Thinking about productivity

A recent OECD report “The Future of Productivity” (pdf) presents a new perspective on what drives national productivity growth. The OECD explains that in every world economy there are some ‘frontier firms’ which are internationally competitive and match global high standards in productivity. However, the majority of firms – up to 80 per cent – are not in this category. These firms may have a more domestic market orientation, and much lower average productivity and the OECD calls them ‘non-frontier firms’. The OECD illustrate the productivity gap between frontier firms and non-frontier firms over the last decade for OECD countries.  Productivity growth in frontier firms has been around 3.5-5.0% per annum compared to -0.1 to 0.5% per annum in non-frontier firms (see graph below).

Figure 11

Source: ‘The Future of Productivity’, OECD, 2015, Figure 11

The OECD explains that the ‘productivity slowdown is not so much a slowing of innovation by the world’s most globally advanced firms, but rather a slowing of the pace at which innovations spread through the economy: a breakdown of the diffusion machine … the gap between those high productivity firms and the rest has risen’.

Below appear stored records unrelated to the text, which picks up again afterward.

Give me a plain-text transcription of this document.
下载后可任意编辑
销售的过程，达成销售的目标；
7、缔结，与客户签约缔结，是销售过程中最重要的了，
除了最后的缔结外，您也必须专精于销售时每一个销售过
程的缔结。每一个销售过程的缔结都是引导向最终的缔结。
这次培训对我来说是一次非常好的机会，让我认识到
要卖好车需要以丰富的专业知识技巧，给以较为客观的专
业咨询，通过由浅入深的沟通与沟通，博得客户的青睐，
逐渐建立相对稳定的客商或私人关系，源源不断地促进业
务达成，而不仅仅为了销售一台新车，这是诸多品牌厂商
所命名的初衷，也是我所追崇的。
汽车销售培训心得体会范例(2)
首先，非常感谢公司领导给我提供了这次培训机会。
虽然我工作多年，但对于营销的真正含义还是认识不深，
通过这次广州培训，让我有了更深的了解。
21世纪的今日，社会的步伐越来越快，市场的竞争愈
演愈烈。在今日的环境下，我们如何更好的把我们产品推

What should policy-makers take from these findings? The frontier firms have a competitive advantage from their investments in knowledge-based capital, but also how they tacitly combine computerised information, innovative property and economic competencies in the production process. These firms are leaders in new-to-the-market innovations. But it is not only new-to-the-market innovation which matters for productivity. Policy-makers must focus on improving the take up of new innovations by the vast number of non-frontier firms which are more likely to find success with ‘me-too’ or ‘new-to-the-firm’ innovations. To maximise productivity gains we must aid the acceleration of the diffusion of innovations to non-frontier firms. The diffusion of innovations is good for growth, and the OECD argue that more effective diffusion may also promote inclusiveness. A recent study by Card et al. (2013) suggests that the observed rise in wage inequality appears to at least reflect the increasing dispersion in average wages paid across firms. Thus, raising the productivity of laggard (late adopter) firms could also contain increases in wage inequality, while reducing costs and improving the quality and variety of goods and services.

4 replies on “Thinking about productivity”

Productivity is difficult to measure and in the US in modern times it has outpaced jobs growth. Offshoring can raise it but that is of little benefit to the people who lose their jobs.

In recent decades the dominance of a small number of big companies in the key sectors of the modern economy has reduced competition and the big companies often rely on acquiring startups to buy-in innovation, thus reducing the opportunity for new competitors to emerge.

Last year the Economist reported that the dominance of big firms also increases wage inequality and in the US the best-paid 1% of workers earned 191% more in real (ie, inflation-adjusted) terms in 2011 than they did in 1980, whereas the wages of the middle fifth fell by 5%. Similar trends can be observed all over the world, despite widely varying policies on tax, the minimum wage and corporate pay. Meanwhile the number of workers employed by the country’s 100 biggest firms rose by 53% between 1986 and 2010; in the UK the equivalent figure is 43.5%. On the other hand, in places where the size of firms has not changed much, such as Sweden, or where it has shrunk, such as Denmark, wage inequality has grown much less. Part of what is perceived as a global trend towards greater disparity in wages may actually be the result of the biggest firms employing a greater share of workers.

As for diffusion from so-called frontier firms, Dutch research has shown that only 25% of innovation success depends on the investments in ICT and related technologies. But 75% comes from other factors such as management innovation, leadership style, methods of organising, investment in human capital and co-creation with partners.

Typically policy makers rely on tax breaks and training incentives but wonder after 60 years of that, why the performance of the Ireland’s indigenous international trading sectors remain poor?

Thanks Michael

Agreed – there are many drivers of innovation. Recently I have done some interesting work (I think!) on the impact of management practices, ICT, advanced manufacturing technologies….. on innovation, some of which uses Irish data. Intend to post on this work over the next while.


The big issue regarding productivity is who gets the associated monetary benefit. In the US for the last 30 years productivity growth has been good but payrises have not been forthcoming . Capital has taken the money. This restricts demand growth and messes up DSGE models. Capital vs Labour drives modern macro.